It's fundamentally simpler than that in my opinion. The Daily Show had a nice roundup of how in 2008, most every member of Republican Party that could find a camera stated that their goal for the next four years was to oppose Obama in everything he did. They followed up in 2012 with a similar video. If you view the Republicans as an "opposition party" instead of a "minority party" their behavior is wholly logical - "anything you do we will try to stop you." As to the "giant, international media machine" Gene Lyons & Joe Conason lay out a great case as to how it was built in The Hunting of the President. I would argue, however, that the Bush administration turned that scalpel into a knife into an axe into a cudgel into a wiffle-ball bat over the course of 8 years of Global War on Terror. The biggest problem the Republican Party faces is that their chosen media organ is one ignored by everyone under 50. I linked to it a few weeks ago, but the median age of television viewers increases by a year, every year, and has since 2003. Kids just aren't consuming media the way their parents did. Republican handling of media relations indicates that they are largely in denial of this fact. Their media buys and message focus remains one of traditional media. Whereas democrats and progressives focus pretty concisely on "getting out the vote" and all things Internet, republicans and conservatives remain committed to broadcast, mail, etc. This is one reason Nate Silver ends up looking like Hari Seldon - most of the pollsters are stuck in 1987 because most of their money comes from Republicans who don't really care about the new fangled shit like the tweeter and the readits and the wibberly wobberly web. As a result, Nate Silver is one of the few people actually paying attention to the available data. You end up with a great echo chamber effect - the Republicans have Republican data repeated on Republican media to Republican voters about how Obama is a secret muslim and 80% of viewers polled disapprove of Obamacare. Meanwhile, their grandkids just nod patiently and don't tell grandma about voting by mail and we all wait patiently for them to die. America. Fuck Yeah.

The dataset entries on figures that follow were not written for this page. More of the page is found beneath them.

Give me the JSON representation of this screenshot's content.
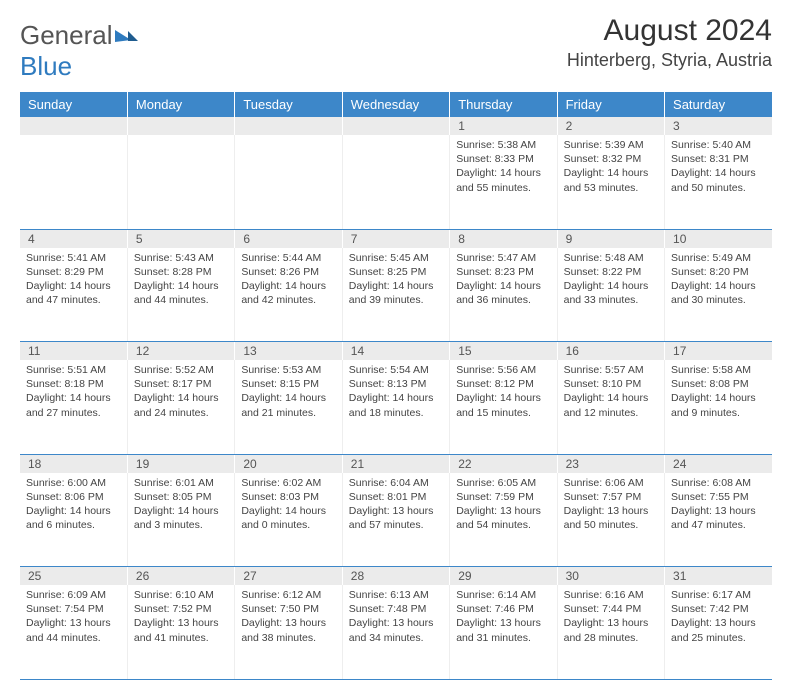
{
  "logo": {
    "text1": "General",
    "text2": "Blue"
  },
  "title": "August 2024",
  "location": "Hinterberg, Styria, Austria",
  "colors": {
    "header_bg": "#3d87c9",
    "header_fg": "#ffffff",
    "daynum_bg": "#ebebeb",
    "row_divider": "#3d87c9",
    "text": "#444444",
    "background": "#ffffff"
  },
  "weekdays": [
    "Sunday",
    "Monday",
    "Tuesday",
    "Wednesday",
    "Thursday",
    "Friday",
    "Saturday"
  ],
  "weeks": [
    [
      {
        "n": "",
        "sunrise": "",
        "sunset": "",
        "daylight": ""
      },
      {
        "n": "",
        "sunrise": "",
        "sunset": "",
        "daylight": ""
      },
      {
        "n": "",
        "sunrise": "",
        "sunset": "",
        "daylight": ""
      },
      {
        "n": "",
        "sunrise": "",
        "sunset": "",
        "daylight": ""
      },
      {
        "n": "1",
        "sunrise": "Sunrise: 5:38 AM",
        "sunset": "Sunset: 8:33 PM",
        "daylight": "Daylight: 14 hours and 55 minutes."
      },
      {
        "n": "2",
        "sunrise": "Sunrise: 5:39 AM",
        "sunset": "Sunset: 8:32 PM",
        "daylight": "Daylight: 14 hours and 53 minutes."
      },
      {
        "n": "3",
        "sunrise": "Sunrise: 5:40 AM",
        "sunset": "Sunset: 8:31 PM",
        "daylight": "Daylight: 14 hours and 50 minutes."
      }
    ],
    [
      {
        "n": "4",
        "sunrise": "Sunrise: 5:41 AM",
        "sunset": "Sunset: 8:29 PM",
        "daylight": "Daylight: 14 hours and 47 minutes."
      },
      {
        "n": "5",
        "sunrise": "Sunrise: 5:43 AM",
        "sunset": "Sunset: 8:28 PM",
        "daylight": "Daylight: 14 hours and 44 minutes."
      },
      {
        "n": "6",
        "sunrise": "Sunrise: 5:44 AM",
        "sunset": "Sunset: 8:26 PM",
        "daylight": "Daylight: 14 hours and 42 minutes."
      },
      {
        "n": "7",
        "sunrise": "Sunrise: 5:45 AM",
        "sunset": "Sunset: 8:25 PM",
        "daylight": "Daylight: 14 hours and 39 minutes."
      },
      {
        "n": "8",
        "sunrise": "Sunrise: 5:47 AM",
        "sunset": "Sunset: 8:23 PM",
        "daylight": "Daylight: 14 hours and 36 minutes."
      },
      {
        "n": "9",
        "sunrise": "Sunrise: 5:48 AM",
        "sunset": "Sunset: 8:22 PM",
        "daylight": "Daylight: 14 hours and 33 minutes."
      },
      {
        "n": "10",
        "sunrise": "Sunrise: 5:49 AM",
        "sunset": "Sunset: 8:20 PM",
        "daylight": "Daylight: 14 hours and 30 minutes."
      }
    ],
    [
      {
        "n": "11",
        "sunrise": "Sunrise: 5:51 AM",
        "sunset": "Sunset: 8:18 PM",
        "daylight": "Daylight: 14 hours and 27 minutes."
      },
      {
        "n": "12",
        "sunrise": "Sunrise: 5:52 AM",
        "sunset": "Sunset: 8:17 PM",
        "daylight": "Daylight: 14 hours and 24 minutes."
      },
      {
        "n": "13",
        "sunrise": "Sunrise: 5:53 AM",
        "sunset": "Sunset: 8:15 PM",
        "daylight": "Daylight: 14 hours and 21 minutes."
      },
      {
        "n": "14",
        "sunrise": "Sunrise: 5:54 AM",
        "sunset": "Sunset: 8:13 PM",
        "daylight": "Daylight: 14 hours and 18 minutes."
      },
      {
        "n": "15",
        "sunrise": "Sunrise: 5:56 AM",
        "sunset": "Sunset: 8:12 PM",
        "daylight": "Daylight: 14 hours and 15 minutes."
      },
      {
        "n": "16",
        "sunrise": "Sunrise: 5:57 AM",
        "sunset": "Sunset: 8:10 PM",
        "daylight": "Daylight: 14 hours and 12 minutes."
      },
      {
        "n": "17",
        "sunrise": "Sunrise: 5:58 AM",
        "sunset": "Sunset: 8:08 PM",
        "daylight": "Daylight: 14 hours and 9 minutes."
      }
    ],
    [
      {
        "n": "18",
        "sunrise": "Sunrise: 6:00 AM",
        "sunset": "Sunset: 8:06 PM",
        "daylight": "Daylight: 14 hours and 6 minutes."
      },
      {
        "n": "19",
        "sunrise": "Sunrise: 6:01 AM",
        "sunset": "Sunset: 8:05 PM",
        "daylight": "Daylight: 14 hours and 3 minutes."
      },
      {
        "n": "20",
        "sunrise": "Sunrise: 6:02 AM",
        "sunset": "Sunset: 8:03 PM",
        "daylight": "Daylight: 14 hours and 0 minutes."
      },
      {
        "n": "21",
        "sunrise": "Sunrise: 6:04 AM",
        "sunset": "Sunset: 8:01 PM",
        "daylight": "Daylight: 13 hours and 57 minutes."
      },
      {
        "n": "22",
        "sunrise": "Sunrise: 6:05 AM",
        "sunset": "Sunset: 7:59 PM",
        "daylight": "Daylight: 13 hours and 54 minutes."
      },
      {
        "n": "23",
        "sunrise": "Sunrise: 6:06 AM",
        "sunset": "Sunset: 7:57 PM",
        "daylight": "Daylight: 13 hours and 50 minutes."
      },
      {
        "n": "24",
        "sunrise": "Sunrise: 6:08 AM",
        "sunset": "Sunset: 7:55 PM",
        "daylight": "Daylight: 13 hours and 47 minutes."
      }
    ],
    [
      {
        "n": "25",
        "sunrise": "Sunrise: 6:09 AM",
        "sunset": "Sunset: 7:54 PM",
        "daylight": "Daylight: 13 hours and 44 minutes."
      },
      {
        "n": "26",
        "sunrise": "Sunrise: 6:10 AM",
        "sunset": "Sunset: 7:52 PM",
        "daylight": "Daylight: 13 hours and 41 minutes."
      },
      {
        "n": "27",
        "sunrise": "Sunrise: 6:12 AM",
        "sunset": "Sunset: 7:50 PM",
        "daylight": "Daylight: 13 hours and 38 minutes."
      },
      {
        "n": "28",
        "sunrise": "Sunrise: 6:13 AM",
        "sunset": "Sunset: 7:48 PM",
        "daylight": "Daylight: 13 hours and 34 minutes."
      },
      {
        "n": "29",
        "sunrise": "Sunrise: 6:14 AM",
        "sunset": "Sunset: 7:46 PM",
        "daylight": "Daylight: 13 hours and 31 minutes."
      },
      {
        "n": "30",
        "sunrise": "Sunrise: 6:16 AM",
        "sunset": "Sunset: 7:44 PM",
        "daylight": "Daylight: 13 hours and 28 minutes."
      },
      {
        "n": "31",
        "sunrise": "Sunrise: 6:17 AM",
        "sunset": "Sunset: 7:42 PM",
        "daylight": "Daylight: 13 hours and 25 minutes."
      }
    ]
  ]
}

I'm fully aware of the tendency of older people to lean conservative, but I've never really made the connection with we all wait patiently for them to die
I don't mean to sound macabre, but do you think that will mean a considerable democratic swing within the next... 10-20 years if the republicans don't try to reach an earlier audience? I know plenty of young people who are frustratingly conservative, but I also know that those older people make up a very large portion of the republicans votes. I wonder if we'll see a shift in the GOP's message to reflect the need to replace those old votes. It'll be interesting to see if they ride it out, straight into the ground (heh) or if they don't, whether they will try for the new group of old folks or the youth. The former seems much more likely
We're experiencing it. It's slow - people don't drop out of the rolls in waves, they trickle out. That's the big problem the Republican Party is facing right now: they're squarely aimed at a diminishing demographic. That's what the big battles in the party are about right now - excising the Tea Party faction because they're so rabid they're driving away the center.